Am 1. August 1203 erhielt Alexios IV. Angelos
Seite an
Seite mit seinem Vater die Krone und übernahm die eigentliche
Herrschaft.
Sogleich bereute er die Zugeständnisse, die er im Frühling in
Zara so unbesonnen eingegangen war. Nach den Ausschweifungen seines
Onkels
war die kaiserliche Schatzkammer leer, und die neuen Steuern, die er
gezwungenermaßen
erhob, stießen beim Volk, das nur allzu genau wußte, wohin
sein Geld floß, auf offene Empörung. Und die Geistlichkeit -
seit eh und je eine gewichtige politische Kraft in Konstantinopel -
zeigte
sich schockiert, als er sich ihres Kirchensilbers zu bemächtigen
und
dieses einzuschmelzen begann, und vollends erbost, als sie von seinem
Plan
vernahm, die byzantinische Kirche dem verhaßten Papst in Rom zu
unterstellen.
Der Herbst verging, der Winter kam, und seine Unbeliebtheit nahm stetig
zu. Und die fortwährende Anwesenheit der Franken, deren Gier
unersättlich
schien, verstärkte die Spannung noch. So trafen eines Nachts ein
paar
von ihnen beim Bummel durch die Stadt im sarazenischen Viertel hinter
der
Irenenkirche auf eine kleine Moschee; sie plünderten sie und
brannten
sie bis auf die Grundmauern nieder. Die Flammen breiteten sich in
Windeseile
aus, und zwei Tage und Nächte lang wütete in Konstantinopel
die
verheerendste Feuersbrunst seit der Herrschaft Justinians
fast 700 Jahre
zuvor.
Als Kaiser Alexios IV. von einem
kurzen, erfolglosen
Feldzug gegen seinen flüchtigen Onkel zurückkehrte, fand er
seine
Hauptstadt über weiteste Teile in Trümmern vor und sein Volk
in einem praktisch offenen Aufruhr gegen die Fremden. Die Lage war zum
Zerreißen gespannt; und als ein paar Tage danach eine Delegation
von drei Kreuzfahrern und drei Venezianern vorstellig wurde, um die
sofortige
Zahlung der geschuldeten Summe zu verlangen, konnte er dagegen nichts
ausrichten.
Laut Villehardouin - der, wie vorauszusehen, unter ihnen war - entkamen
die Gesandten sowohl auf dem Weg zum Palast als auch auf dem
Rückweg
nur knapp einem Lynchkommando. Er schreibt: "Nun begann der Krieg, und
man fügte sich Schaden zu, wo man konnte, zu Wasser und zu Lande."

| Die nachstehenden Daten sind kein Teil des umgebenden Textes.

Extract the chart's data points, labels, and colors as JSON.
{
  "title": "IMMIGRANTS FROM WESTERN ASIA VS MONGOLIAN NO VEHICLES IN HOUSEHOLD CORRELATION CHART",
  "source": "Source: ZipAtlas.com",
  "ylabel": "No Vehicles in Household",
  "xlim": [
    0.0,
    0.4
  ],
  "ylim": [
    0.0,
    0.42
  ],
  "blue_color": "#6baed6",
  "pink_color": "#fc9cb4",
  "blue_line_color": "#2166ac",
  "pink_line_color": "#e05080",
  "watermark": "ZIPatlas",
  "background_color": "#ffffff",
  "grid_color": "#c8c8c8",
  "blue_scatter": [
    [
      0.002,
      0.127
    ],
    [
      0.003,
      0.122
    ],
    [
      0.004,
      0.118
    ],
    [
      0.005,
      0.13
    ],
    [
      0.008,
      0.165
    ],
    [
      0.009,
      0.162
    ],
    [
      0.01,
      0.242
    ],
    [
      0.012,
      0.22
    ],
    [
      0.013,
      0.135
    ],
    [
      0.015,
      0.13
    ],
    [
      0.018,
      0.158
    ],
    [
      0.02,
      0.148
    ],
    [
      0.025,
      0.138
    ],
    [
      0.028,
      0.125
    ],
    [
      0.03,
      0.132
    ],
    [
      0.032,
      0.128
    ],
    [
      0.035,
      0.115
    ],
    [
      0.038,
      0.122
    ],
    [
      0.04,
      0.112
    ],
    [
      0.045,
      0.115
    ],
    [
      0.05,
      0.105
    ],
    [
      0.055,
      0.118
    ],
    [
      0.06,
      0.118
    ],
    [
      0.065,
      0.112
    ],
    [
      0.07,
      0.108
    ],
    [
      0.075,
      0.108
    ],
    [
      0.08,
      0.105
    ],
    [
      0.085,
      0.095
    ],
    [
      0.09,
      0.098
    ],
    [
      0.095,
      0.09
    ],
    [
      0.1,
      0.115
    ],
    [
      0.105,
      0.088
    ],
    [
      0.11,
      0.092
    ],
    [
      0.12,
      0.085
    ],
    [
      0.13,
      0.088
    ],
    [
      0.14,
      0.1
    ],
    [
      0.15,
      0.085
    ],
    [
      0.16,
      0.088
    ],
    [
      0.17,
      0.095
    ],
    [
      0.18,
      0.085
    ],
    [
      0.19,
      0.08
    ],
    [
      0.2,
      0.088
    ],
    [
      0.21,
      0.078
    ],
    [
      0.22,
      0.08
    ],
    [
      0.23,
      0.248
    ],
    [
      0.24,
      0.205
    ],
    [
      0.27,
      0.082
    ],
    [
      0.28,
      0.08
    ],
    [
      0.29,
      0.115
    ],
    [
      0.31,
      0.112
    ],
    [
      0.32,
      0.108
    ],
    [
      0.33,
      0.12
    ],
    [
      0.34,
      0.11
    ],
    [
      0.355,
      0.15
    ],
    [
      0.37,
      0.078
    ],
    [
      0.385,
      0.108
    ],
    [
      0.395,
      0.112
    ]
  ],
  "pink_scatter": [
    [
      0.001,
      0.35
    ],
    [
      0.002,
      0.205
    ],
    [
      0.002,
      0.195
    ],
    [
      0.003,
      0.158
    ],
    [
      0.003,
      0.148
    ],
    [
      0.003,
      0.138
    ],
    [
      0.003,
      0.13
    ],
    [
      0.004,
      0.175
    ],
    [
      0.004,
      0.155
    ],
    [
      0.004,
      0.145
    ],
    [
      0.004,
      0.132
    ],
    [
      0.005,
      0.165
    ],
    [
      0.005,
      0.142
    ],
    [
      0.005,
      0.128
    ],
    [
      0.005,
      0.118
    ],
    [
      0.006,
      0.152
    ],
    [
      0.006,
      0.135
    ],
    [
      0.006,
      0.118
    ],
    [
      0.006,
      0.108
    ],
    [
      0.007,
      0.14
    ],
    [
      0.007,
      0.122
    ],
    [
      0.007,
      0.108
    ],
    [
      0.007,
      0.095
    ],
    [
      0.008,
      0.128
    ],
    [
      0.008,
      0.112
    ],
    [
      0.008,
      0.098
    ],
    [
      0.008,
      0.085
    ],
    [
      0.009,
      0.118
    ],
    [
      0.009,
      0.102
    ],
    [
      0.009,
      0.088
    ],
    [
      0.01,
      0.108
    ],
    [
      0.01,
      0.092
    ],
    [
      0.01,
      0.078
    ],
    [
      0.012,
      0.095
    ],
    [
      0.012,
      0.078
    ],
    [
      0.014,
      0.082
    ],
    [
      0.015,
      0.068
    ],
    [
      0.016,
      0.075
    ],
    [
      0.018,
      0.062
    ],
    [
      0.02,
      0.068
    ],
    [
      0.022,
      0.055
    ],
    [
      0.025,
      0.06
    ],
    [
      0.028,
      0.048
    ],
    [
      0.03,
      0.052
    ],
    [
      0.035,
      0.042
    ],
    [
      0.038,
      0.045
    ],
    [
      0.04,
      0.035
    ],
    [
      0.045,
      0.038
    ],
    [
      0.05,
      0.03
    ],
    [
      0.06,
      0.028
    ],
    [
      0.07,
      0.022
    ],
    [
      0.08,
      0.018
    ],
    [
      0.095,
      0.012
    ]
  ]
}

Dabei wollten weder die Kreuzfahrer noch Byzanz einen
Krieg. Die Bevölkerung von Konstantinopel hatte mittlerweile nur
noch
ein Ziel vor Augen: diese unzivilisierten Raubmörder ein für
allemal loszuwerden, die ihre geliebte Stadt zerstörten und sie
obendrein
aussaugten. Die Franken ihrerseits hatten nicht vergessen, weshalb sie
ihre Heimat verlassen hatten, und den Zwangsaufenthalt bei einem, ihrer
Ansicht nach, kraftlosen und verweichlichten Volk längst satt, wo
sie doch eigentlich die Ungläubigen hätten bekämpfen
sollen.
Selbst wenn Byzanz seine Schuld vollumfänglich beglich,
würden
sie keinen wesentlichen Nutzen daraus ziehen, sondern konnten
höchstens
den ihrerseits bei Venedig ausstehenden Betrag begleichen.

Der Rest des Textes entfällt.